OTOH, I can recognize a smoker by stains on the fingers, and usually the smell, even if no cigarettes are in sight.

I remember I met a woman, and it came up early in our conversation that I was able to tell her she was left handed.

She was quite surprised, and asked me how I knew that.

I told her that her nail polish on her right nails were perfectly done, but the nails on her left hand, were a little sloppy.

She was amazed that anyone could/would make such an observation, but she was not a Holmes reader.

Frankly, I think he used a lot of good old-fashioned “jumping to conclusions” and “making unwarranted assumptions.” I haven’t been able to enjoy SH since I read the story in which he "deduces where someone lived because of a little mud on her sleeve, reasoning that she must have sat one side of a coach traveling in a particular direction from a particular town. Even if we agree that was the betting man’s conclusion, it’s still a WAG.
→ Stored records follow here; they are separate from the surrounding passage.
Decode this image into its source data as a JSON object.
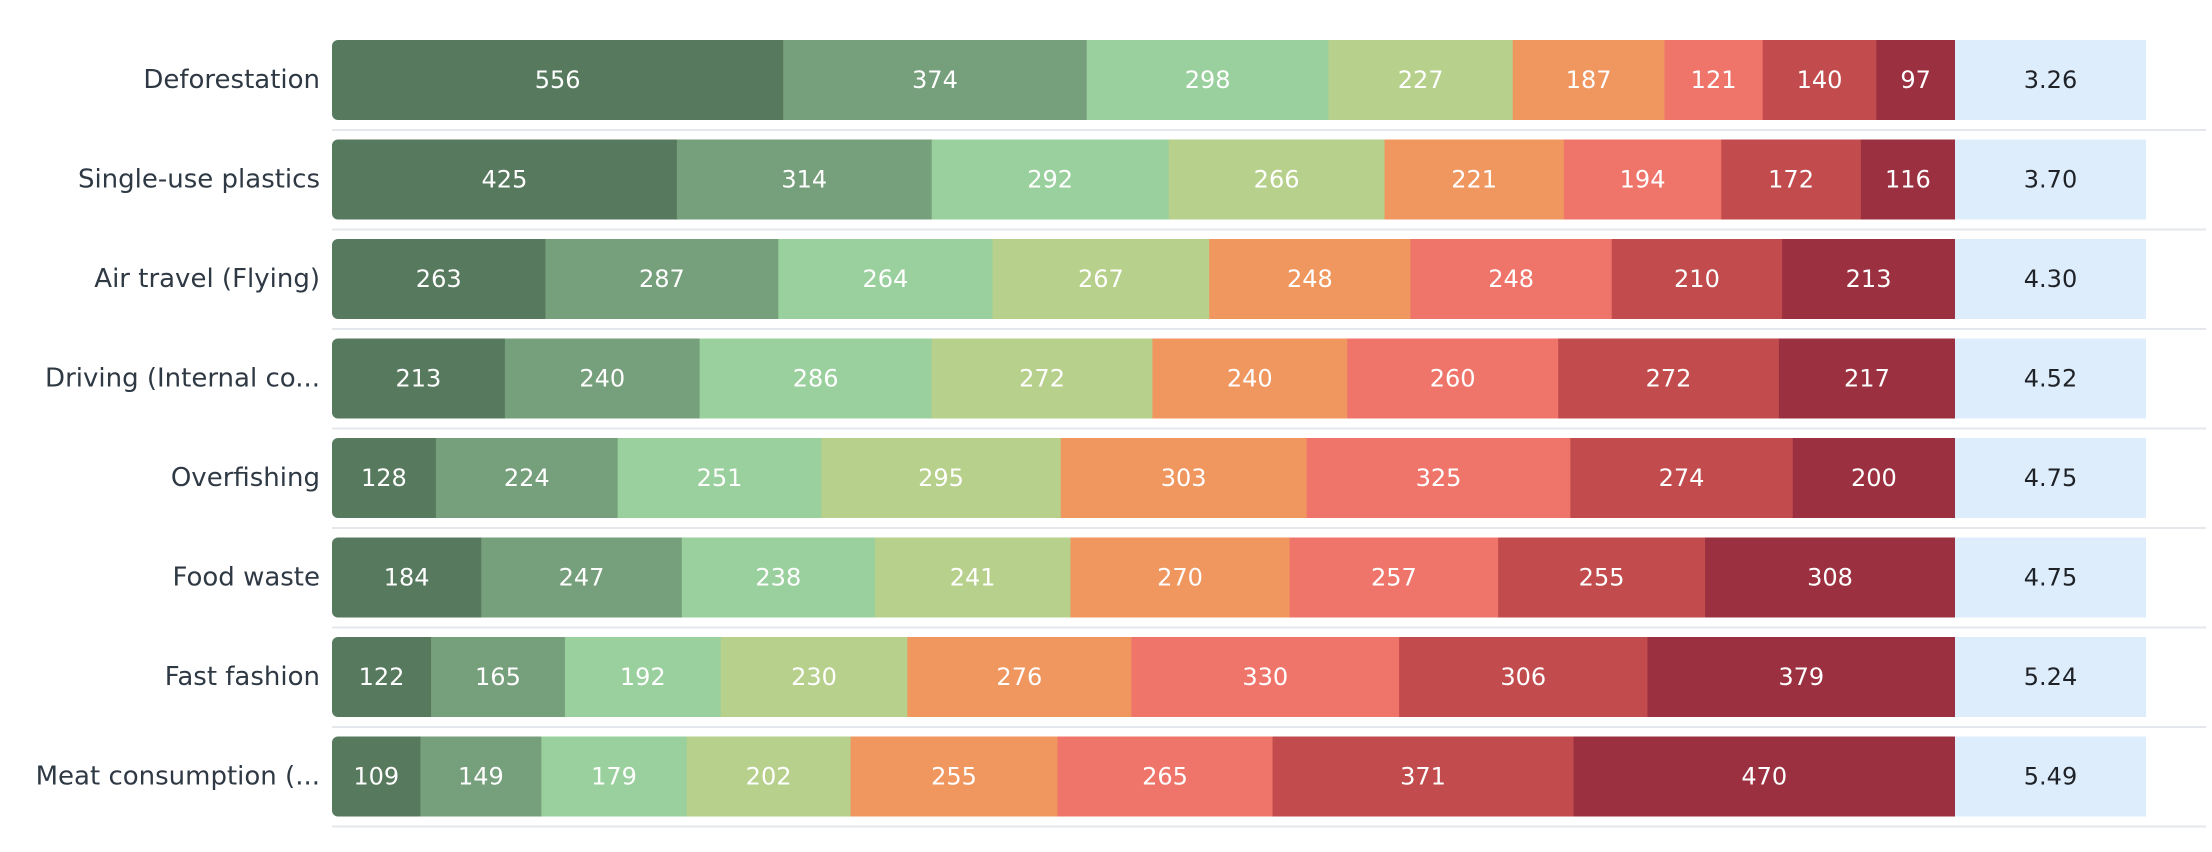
{
  "chart_data": {
    "type": "bar",
    "orientation": "horizontal",
    "stacked": true,
    "normalized": true,
    "categories": [
      "Deforestation",
      "Single-use plastics",
      "Air travel (Flying)",
      "Driving (Internal co...",
      "Overfishing",
      "Food waste",
      "Fast fashion",
      "Meat consumption (..."
    ],
    "series": [
      {
        "color": "#57795e",
        "values": [
          556,
          425,
          263,
          213,
          128,
          184,
          122,
          109
        ]
      },
      {
        "color": "#769f7b",
        "values": [
          374,
          314,
          287,
          240,
          224,
          247,
          165,
          149
        ]
      },
      {
        "color": "#9ad09d",
        "values": [
          298,
          292,
          264,
          286,
          251,
          238,
          192,
          179
        ]
      },
      {
        "color": "#b7d08c",
        "values": [
          227,
          266,
          267,
          272,
          295,
          241,
          230,
          202
        ]
      },
      {
        "color": "#f0965f",
        "values": [
          187,
          221,
          248,
          240,
          303,
          270,
          276,
          255
        ]
      },
      {
        "color": "#ef756b",
        "values": [
          121,
          194,
          248,
          260,
          325,
          257,
          330,
          265
        ]
      },
      {
        "color": "#c24c4d",
        "values": [
          140,
          172,
          210,
          272,
          274,
          255,
          306,
          371
        ]
      },
      {
        "color": "#9b3140",
        "values": [
          97,
          116,
          213,
          217,
          200,
          308,
          379,
          470
        ]
      }
    ],
    "averages": [
      "3.26",
      "3.70",
      "4.30",
      "4.52",
      "4.75",
      "4.75",
      "5.24",
      "5.49"
    ],
    "average_box_color": "#deedfc",
    "separator_color": "#e4e7eb",
    "title": "",
    "xlabel": "",
    "ylabel": "",
    "legend": "none",
    "grid": false
  }
}
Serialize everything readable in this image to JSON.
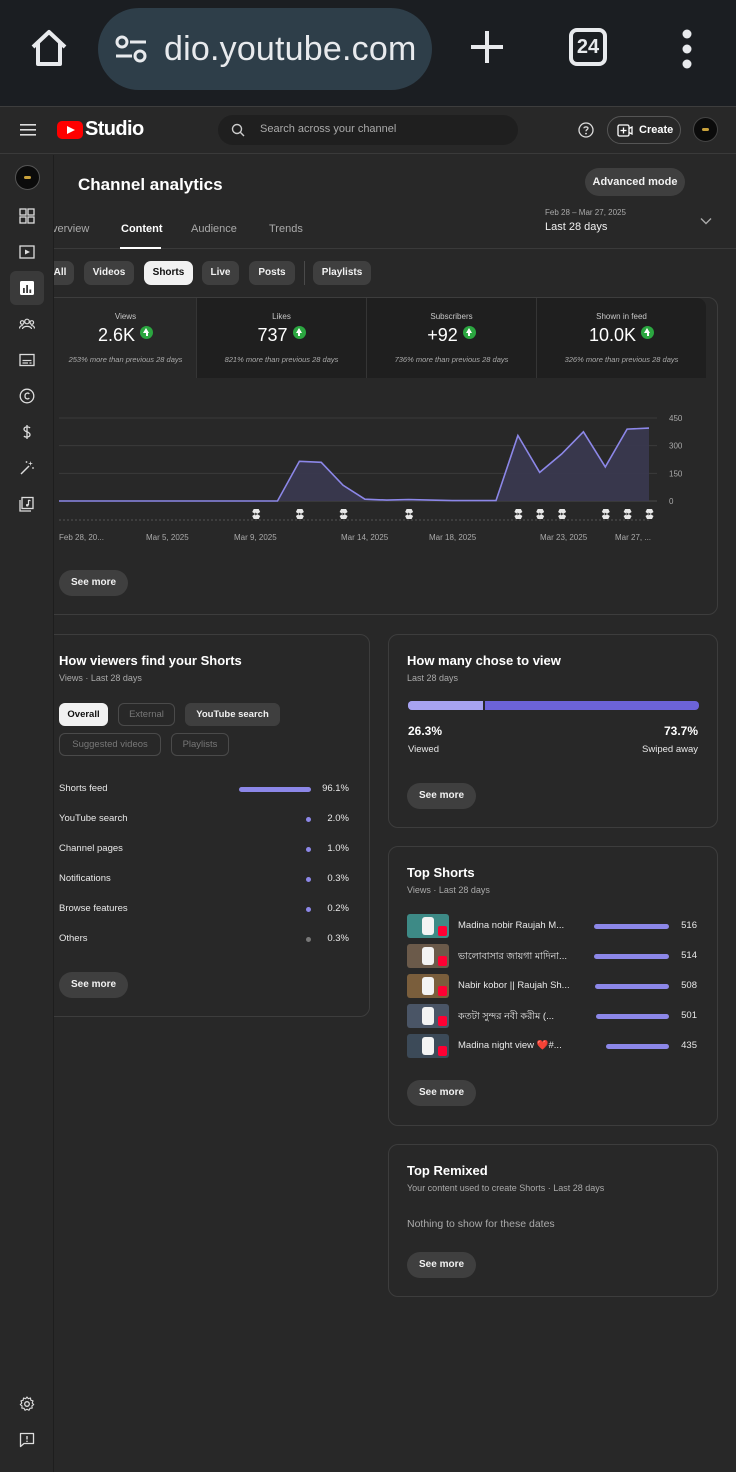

In one of Michael Crichton’s books (The Great Train Robbery?) he spends a few pages talking about Holmes. He contends that it was possible to make those kinds of deductions in that particular time and place because of a highly regimented class system, a large number of people who do physical work (each using different muscles) with distinctive physical items (ink, mud, etc.) Today it would not be possible.

Basically, he agreed with ghardester above.

I’m 58, and the last smallpox vaccination I had was 40 years ago. (Had one when I was a baby - had to have a second one before I started college). I was noticing the other day that I have no trace of a smallpox vaccination scar anymore.

I had my vaccination sometime between 1935-40 in my local school in Brookings, S.Dak. I think it was mandatory then.

I’ve made one or two Holmesian style deductions myself in real life, to pretty good effect (I even started a thread about that once), but more about things in general than about someone’s profession, character traits, etc.

Nope. The other half is 40 and has a visible scar.

CDC site says that if a person was born prior to 1971 they were most likely vaccinated.

I have no visible vaccination scar despite having four smallpox vaccinations starting in approximately 1962. I don’t know why there were four of them. But I can say that I’ve never had smallpox. Or polio. Or mumps.

That, and how close do you need to get to someone to spot that they have callouses on the fingers of just their left hand? Sitting across a standard Holmesian sitting room just doesn’t seem close enough to me, even with really good eyes.

Shaking hands? Not the left one.

-Joe

When a person has boobs on their chest approximately 95% of the time they will have a preference for men. If they do not have boobs, 95% of the time, they will have a preference for women.

I’ve noticed that violin and viola players tend to have a bit of a callous on the left side of their chin/neck/jaw area. Not infallible, but a good clue.

Primo Levi wrote that chemists have a characteristic scar on the palm of their right hand. This is from an injury incurred when they are pushing a pipette through a rubber cork into a beaker, the pipette breaks, and the broken part stabs them in the palm. I think it may have been in “Other People’s Trades”.

I’m not sure how universal this injury is among chemists, but it’s easy to imagine that it’s common, and unusual enough that a chemist could recognise a fellow-chemist if he/she saw it.